Unfortunately, of course, some of the comments are offensively stupid. I've seen a few and had friends point me to others. Here are a few of the worst.
What did the child do to encourage the abuse?
Nothing. Absolutely nothing. Nothing a child can do, no matter how outrageous the behavior, is reason enough for abuse.
In the main case here, we're talking an eleven-year-old boy being raped repeatedly by a grown man. Get this straight:
It is not the boy's fault. Rape is never the victim's fault.
It is the man's fault.
Come on, he was 11. That's hardly a child.
I'm so glad I only read this comment and didn't have someone say it to my face. I really don't want to get in more fights. I don't want to punch out a stranger.
This comment, though, deserves it. Yes, 11 is still a child. In case you haven't noticed, we have laws that specify when adulthood occurs, and 11 is years before that age. More to the point, though, just go see a few eleven-year-olds, or remember what you were like then. They are children. Period.
Why didn't the boy tell anybody?
Odds are, he tried. If he didn't, it was probably because the abuser told him not to, and because he was terrified. We're talking a child being raped by an adult in a position of trust. This child had no clue what to do, was terrified, violated, and in mental and physical anguish.
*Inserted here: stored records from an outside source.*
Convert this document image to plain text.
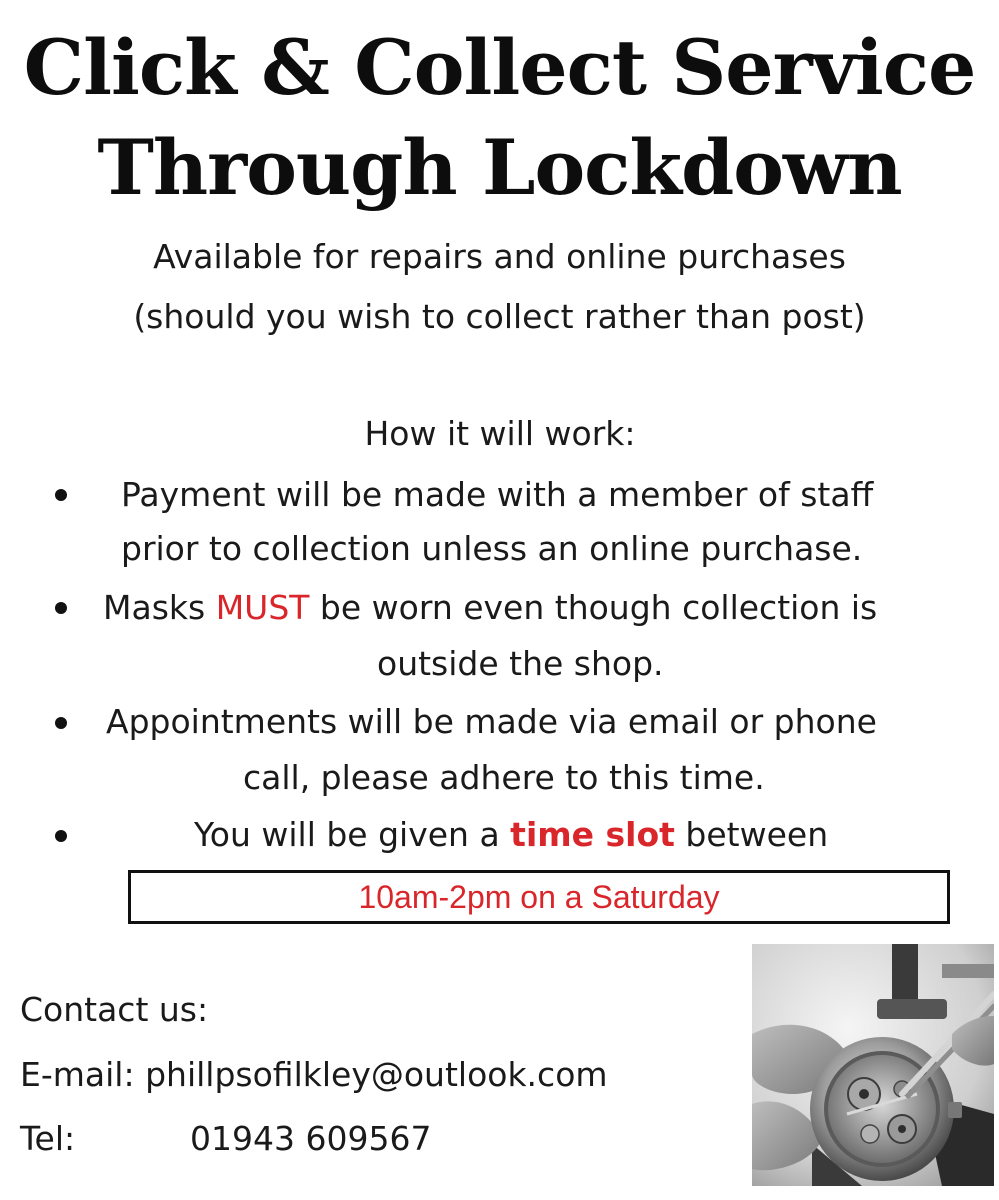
Click & Collect Service
Through Lockdown
Available for repairs and online purchases
(should you wish to collect rather than post)
How it will work:
Payment will be made with a member of staff
prior to collection unless an online purchase.
Masks MUST be worn even though collection is
outside the shop.
Appointments will be made via email or phone
call, please adhere to this time.
You will be given a time slot between
10am-2pm on a Saturday
Contact us:
E-mail: phillpsofilkley@outlook.com
Tel:	01943 609567
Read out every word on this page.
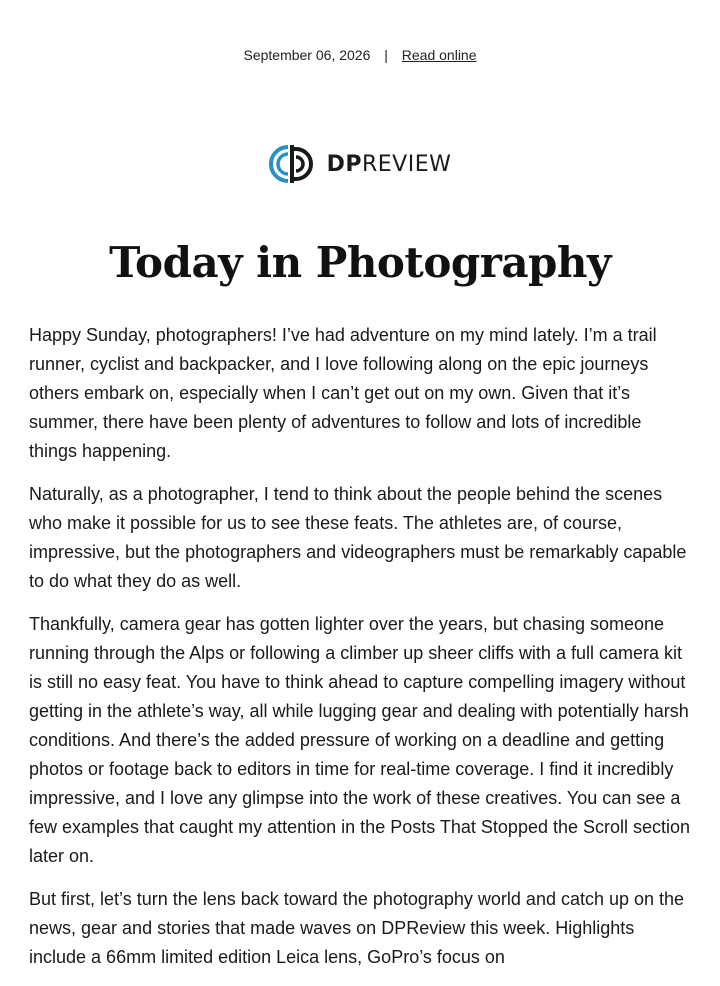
September 06, 2026 | Read online
DPREVIEW
Today in Photography

Happy Sunday, photographers! I’ve had adventure on my mind lately. I’m a trail runner, cyclist and backpacker, and I love following along on the epic journeys others embark on, especially when I can’t get out on my own. Given that it’s summer, there have been plenty of adventures to follow and lots of incredible things happening.

Naturally, as a photographer, I tend to think about the people behind the scenes who make it possible for us to see these feats. The athletes are, of course, impressive, but the photographers and videographers must be remarkably capable to do what they do as well.

Thankfully, camera gear has gotten lighter over the years, but chasing someone running through the Alps or following a climber up sheer cliffs with a full camera kit is still no easy feat. You have to think ahead to capture compelling imagery without getting in the athlete’s way, all while lugging gear and dealing with potentially harsh conditions. And there’s the added pressure of working on a deadline and getting photos or footage back to editors in time for real-time coverage. I find it incredibly impressive, and I love any glimpse into the work of these creatives. You can see a few examples that caught my attention in the Posts That Stopped the Scroll section later on.

But first, let’s turn the lens back toward the photography world and catch up on the news, gear and stories that made waves on DPReview this week. Highlights include a 66mm limited edition Leica lens, GoPro’s focus on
Why didn't the boy stop it?
First, see the punching comment above. Exactly how should the boy have stopped the abuse? Fought off the man? Over-powered him? Run away from home--a path as likely as any, by the way, to lead to more abuse? At age 11?
The boy was powerless.
I could go on, but you get the idea: When anyone tries to make this the victim's fault, that person is wrong. Period.
If you are an abuse victim yourself, and I am, you have heard all of these before. You have tried to tell people, and they have told you that what happened to you was your fault, or it was disgusting, or you should just get over it. You have learned to hide the abuse because surely, surely there was something you did to deserve it, something wrong with you that made this horrible thing happen to you, and you should have found a way to stop it.
No. No. No.
That is all bullshit. It is the set of lies others tell themselves to rationalize their acceptance of fundamentally unacceptable behavior or to avoid the ugly reality--an avoidance that encourages the continuation of these horrors.
Here is the simple, single most important truth:
It is not your fault.You did nothing to deserve it.
You could not have stopped it.
It is not your fault.
In the Penn State case, it is not the fault of any of the boys. Saying otherwise is not only stupid but damaging, because each time someone says it, they condone abuse, and they are wrong.